Invictus de Clint Eastwood et le don de soi
Synopsis: "En 1994, l'élection de Nelson Mandela consacre la fin de l'Apartheid,
mais l'Afrique du Sud reste une nation profondément divisée sur le plan
racial et économique. Pour unifier le pays et donner à chaque citoyen
un motif de fierté, Mandela mise sur le sport, et fait cause commune
avec le capitaine de la modeste équipe de rugby sud-africaine. Leur
pari : se présenter au Championnat du Monde 1995."
Fort et émouvant comme un Clint. Des plans saisissants, une bande originale inspirée.
Un film historique à voir plus pour le témoignage qu'il apporte que pour l'intrigue intrinsèque qui nous est familière. Familière ... et pourtant, avant d'entreprendre des études de lettres et civilisation Anglo-Saxonnes avais-je la moindre notion du fait que l'apartheid avait perduré aussi longtemps en Afrique du Sud?
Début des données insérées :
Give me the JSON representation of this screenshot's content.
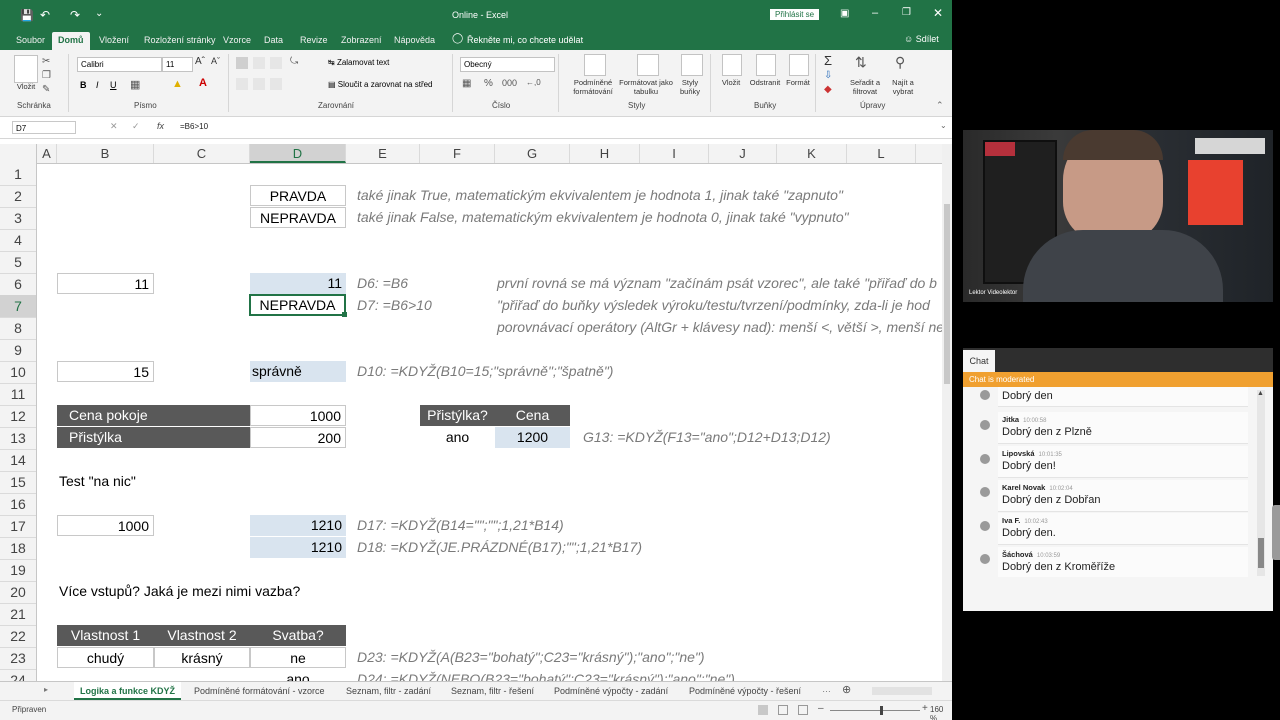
{
  "app": {
    "title": "Online - Excel",
    "signin_button": "Přihlásit se",
    "tabs": [
      "Soubor",
      "Domů",
      "Vložení",
      "Rozložení stránky",
      "Vzorce",
      "Data",
      "Revize",
      "Zobrazení",
      "Nápověda"
    ],
    "tell_me": "Řekněte mi, co chcete udělat",
    "share": "Sdílet"
  },
  "ribbon": {
    "clipboard": {
      "paste": "Vložit",
      "label": "Schránka"
    },
    "font": {
      "name": "Calibri",
      "size": "11",
      "label": "Písmo",
      "bold": "B",
      "italic": "I",
      "underline": "U"
    },
    "alignment": {
      "wrap": "Zalamovat text",
      "merge": "Sloučit a zarovnat na střed",
      "label": "Zarovnání"
    },
    "number": {
      "format": "Obecný",
      "label": "Číslo"
    },
    "styles": {
      "conditional": "Podmíněné formátování",
      "table": "Formátovat jako tabulku",
      "cell_styles": "Styly buňky",
      "label": "Styly"
    },
    "cells": {
      "insert": "Vložit",
      "delete": "Odstranit",
      "format": "Formát",
      "label": "Buňky"
    },
    "editing": {
      "sort": "Seřadit a filtrovat",
      "find": "Najít a vybrat",
      "label": "Úpravy"
    }
  },
  "formula_bar": {
    "name_box": "D7",
    "formula": "=B6>10",
    "fx": "fx"
  },
  "columns": [
    "A",
    "B",
    "C",
    "D",
    "E",
    "F",
    "G",
    "H",
    "I",
    "J",
    "K",
    "L"
  ],
  "rows": [
    "1",
    "2",
    "3",
    "4",
    "5",
    "6",
    "7",
    "8",
    "9",
    "10",
    "11",
    "12",
    "13",
    "14",
    "15",
    "16",
    "17",
    "18",
    "19",
    "20",
    "21",
    "22",
    "23",
    "24"
  ],
  "cells": {
    "D2": "PRAVDA",
    "E2": "také jinak True, matematickým ekvivalentem je hodnota 1, jinak také \"zapnuto\"",
    "D3": "NEPRAVDA",
    "E3": "také jinak False, matematickým ekvivalentem je hodnota 0, jinak také \"vypnuto\"",
    "B6": "11",
    "D6": "11",
    "E6": "D6: =B6",
    "G6": "první rovná se má význam \"začínám psát vzorec\", ale také \"přiřaď do b",
    "D7": "NEPRAVDA",
    "E7": "D7: =B6>10",
    "G7": "\"přiřaď do buňky výsledek výroku/testu/tvrzení/podmínky, zda-li je hod",
    "G8": "porovnávací operátory (AltGr + klávesy nad): menší <, větší >, menší ne",
    "B10": "15",
    "D10": "správně",
    "E10": "D10: =KDYŽ(B10=15;\"správně\";\"špatně\")",
    "B12": "Cena pokoje",
    "D12": "1000",
    "F12": "Přistýlka?",
    "G12": "Cena",
    "B13": "Přistýlka",
    "D13": "200",
    "F13": "ano",
    "G13": "1200",
    "H13": "G13: =KDYŽ(F13=\"ano\";D12+D13;D12)",
    "A15": "Test \"na nic\"",
    "B17": "1000",
    "D17": "1210",
    "E17": "D17: =KDYŽ(B14=\"\";\"\";1,21*B14)",
    "D18": "1210",
    "E18": "D18: =KDYŽ(JE.PRÁZDNÉ(B17);\"\";1,21*B17)",
    "A20": "Více vstupů? Jaká je mezi nimi vazba?",
    "B22": "Vlastnost 1",
    "C22": "Vlastnost 2",
    "D22": "Svatba?",
    "B23": "chudý",
    "C23": "krásný",
    "D23": "ne",
    "E23": "D23: =KDYŽ(A(B23=\"bohatý\";C23=\"krásný\");\"ano\";\"ne\")",
    "D24": "ano",
    "E24": "D24: =KDYŽ(NEBO(B23=\"bohatý\";C23=\"krásný\");\"ano\";\"ne\")"
  },
  "sheet_tabs": [
    "Logika a funkce KDYŽ",
    "Podmíněné formátování - vzorce",
    "Seznam, filtr - zadání",
    "Seznam, filtr - řešení",
    "Podmíněné výpočty - zadání",
    "Podmíněné výpočty - řešení"
  ],
  "status": {
    "ready": "Připraven",
    "zoom": "160 %"
  },
  "video": {
    "participant": "Lektor Videolektor"
  },
  "chat": {
    "tab": "Chat",
    "moderated": "Chat is moderated",
    "messages": [
      {
        "name": "",
        "time": "",
        "text": "Dobrý den"
      },
      {
        "name": "Jitka",
        "time": "10:00:58",
        "text": "Dobrý den z Plzně"
      },
      {
        "name": "Lipovská",
        "time": "10:01:35",
        "text": "Dobrý den!"
      },
      {
        "name": "Karel Novak",
        "time": "10:02:04",
        "text": "Dobrý den z Dobřan"
      },
      {
        "name": "Iva F.",
        "time": "10:02:43",
        "text": "Dobrý den."
      },
      {
        "name": "Šáchová",
        "time": "10:03:59",
        "text": "Dobrý den z Kroměříže"
      }
    ]
  },
  "colors": {
    "excel_green": "#217346",
    "dark_header": "#595959",
    "blue_fill": "#d9e4ef",
    "chat_banner": "#f0a030"
  }
}
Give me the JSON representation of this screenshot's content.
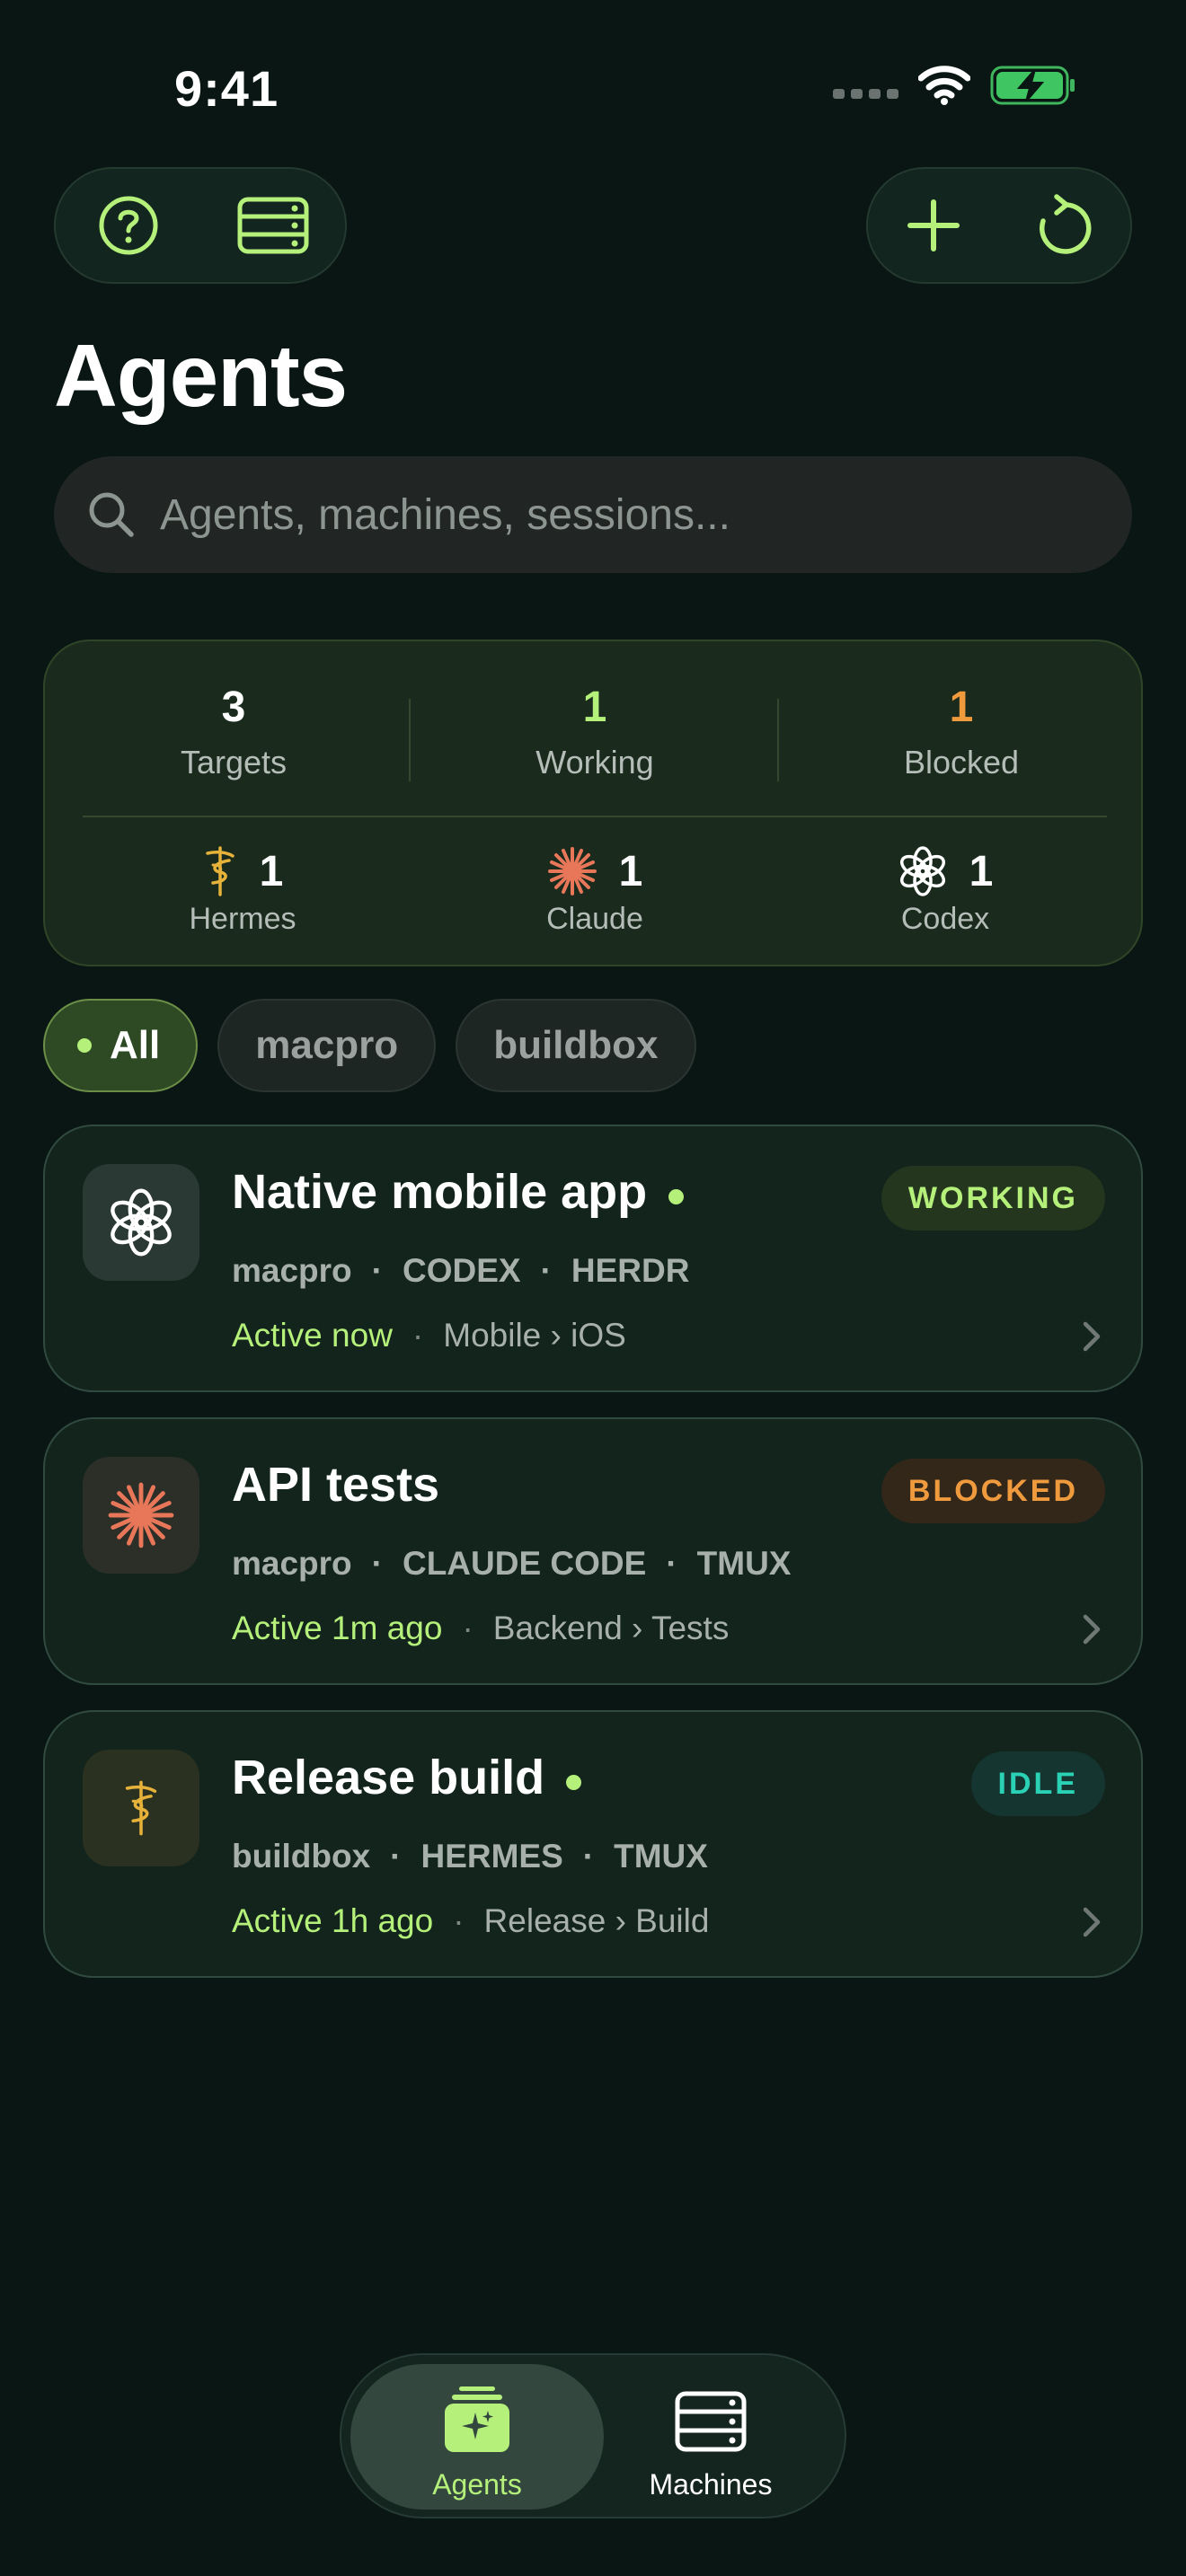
{
  "status_bar": {
    "time": "9:41"
  },
  "header": {
    "title": "Agents"
  },
  "search": {
    "placeholder": "Agents, machines, sessions..."
  },
  "stats": [
    {
      "value": "3",
      "label": "Targets",
      "color": "#ffffff"
    },
    {
      "value": "1",
      "label": "Working",
      "color": "#b4f07a"
    },
    {
      "value": "1",
      "label": "Blocked",
      "color": "#f09a3e"
    }
  ],
  "agent_counts": [
    {
      "value": "1",
      "label": "Hermes",
      "icon": "caduceus-icon"
    },
    {
      "value": "1",
      "label": "Claude",
      "icon": "claude-burst-icon"
    },
    {
      "value": "1",
      "label": "Codex",
      "icon": "openai-knot-icon"
    }
  ],
  "filters": [
    {
      "label": "All",
      "active": true
    },
    {
      "label": "macpro",
      "active": false
    },
    {
      "label": "buildbox",
      "active": false
    }
  ],
  "sessions": [
    {
      "title": "Native mobile app",
      "machine": "macpro",
      "agent": "CODEX",
      "terminal": "HERDR",
      "activity": "Active now",
      "path": "Mobile › iOS",
      "status": "WORKING",
      "icon": "openai-knot-icon",
      "live": true
    },
    {
      "title": "API tests",
      "machine": "macpro",
      "agent": "CLAUDE CODE",
      "terminal": "TMUX",
      "activity": "Active 1m ago",
      "path": "Backend › Tests",
      "status": "BLOCKED",
      "icon": "claude-burst-icon",
      "live": false
    },
    {
      "title": "Release build",
      "machine": "buildbox",
      "agent": "HERMES",
      "terminal": "TMUX",
      "activity": "Active 1h ago",
      "path": "Release › Build",
      "status": "IDLE",
      "icon": "caduceus-icon",
      "live": true
    }
  ],
  "separator": "·",
  "tabs": [
    {
      "label": "Agents",
      "icon": "agents-sparkle-icon",
      "active": true
    },
    {
      "label": "Machines",
      "icon": "server-rack-icon",
      "active": false
    }
  ],
  "colors": {
    "accent": "#b4f07a",
    "blocked": "#f09a3e",
    "idle": "#2ad1b5",
    "background": "#0a1613"
  }
}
Je n'en suis pas du tout sûre. A quoi étais-je occupée en ce mois de juin 95 qui fit la liesse de ce pays uni dans le sport? Je potassais le curriculum imposé pour décrocher le bac en juillet. Je connaissais mes conjugaisons espagnoles, Hamlet, Jekyll, Hyde et Dorian Gray. J'avais de bonnes notions en histoire et en géo, je me débrouillais en maths et en sciences et j'ai eu le bac mention AB, mais je n'aurais pas pu en dire long sur Mandela.
Et aujourd'hui ... entre ma routine maternelle, mes passe-temps dévorants, mes grandes joies, petits tracas et autres mouvements d'ailes, à quelles autres réalités suis-je en train de tourner le dos? Lorsque je regarde autour de moi ici, là-bas ou fort fort loin où la terre a tremblé, j'ai conscience d'avoir été privilégiée par le sort. Née au bon moment au bon endroit. Ça tient à pas grand chose. Maillon chanceux du tissu humain. Touchée par ce film (et le récent visionnage de Slumdog Millionnaire aussi), affligée par Haïti, inspirée par Etolane, je voudrais tisser mon humanité au reste du monde en ouvrant un peu plus les yeux et en faisant place à la compassion. Un don pour les autres, mais aussi pour moi, un don pour faire grandir. Je songe à reprendre le programme de parrainage auquel j'avais participé il y a quelques années. Il me faut relativiser la somme et me décider entre les différents organismes. Nous n'avons pas grand chose mais comparés à d'autres nous sommes des rois.
INVICTUS, Henley
Out of the night that covers me,
Black as the pit from pole to pole,
I thank whatever gods may be
For my unconquerable soul.
In the fell clutch of circumstance
I have not winced nor cried aloud.
Under the bludgeonings of chance
My head is bloody, but unbow'd.
Beyond this place of wrath and tears
Looms but the Horror of the shade,
And yet the menace of the years
Finds and shall find me unafraid.
It matters not how strait the gate,
How charged with punishments the scroll,
I am the master of my fate:
I am the captain of my soul.
***
Dans la nuit qui m'environne,
Dans les ténèbres qui m'enserrent,
Je loue les Dieux qui me donnent
Une âme, à la fois noble et fière.
Prisonnier de ma situation,
Je n'ai pas gémi ni pleuré.
Meurtri par les tribulations,
Je suis debout bien que blessé.
En ce lieu d'opprobres et de pleurs,
Je ne vois qu'horreur et ombres
Les années s'annoncent sombres
Mais je ne connaîtrai pas la peur.
Aussi étroit soit le chemin,
Bien qu'on m'accuse et qu'on me blâme
Je suis le maître de mon destin,
Le capitaine de mon âme.
Je songe à mes élèves de collège qui, il y a 3 ou 4 ans, découvraient ce fait historique et ne pouvaient y croire. Après de longs mois épuisants d'humeurs adolescentes assassines et revêches dans une ambiance explosive qui m'usait dans cet établissement difficile, je me souviens de leur soudain intérêt pour cette séquence de cours concernant l'Afrique du Sud, des recherches entreprises et leurs exposés. Je me demande si aujourd'hui, au seuil de leur majorité (que j'abordai moi même insouciante du reste du monde lors de cette coupe de 1995) ils auront relevé la sortie de ce film et se seront rappelés les heures de cours où nous avions évoqué ce match historique du 24 juin 1995.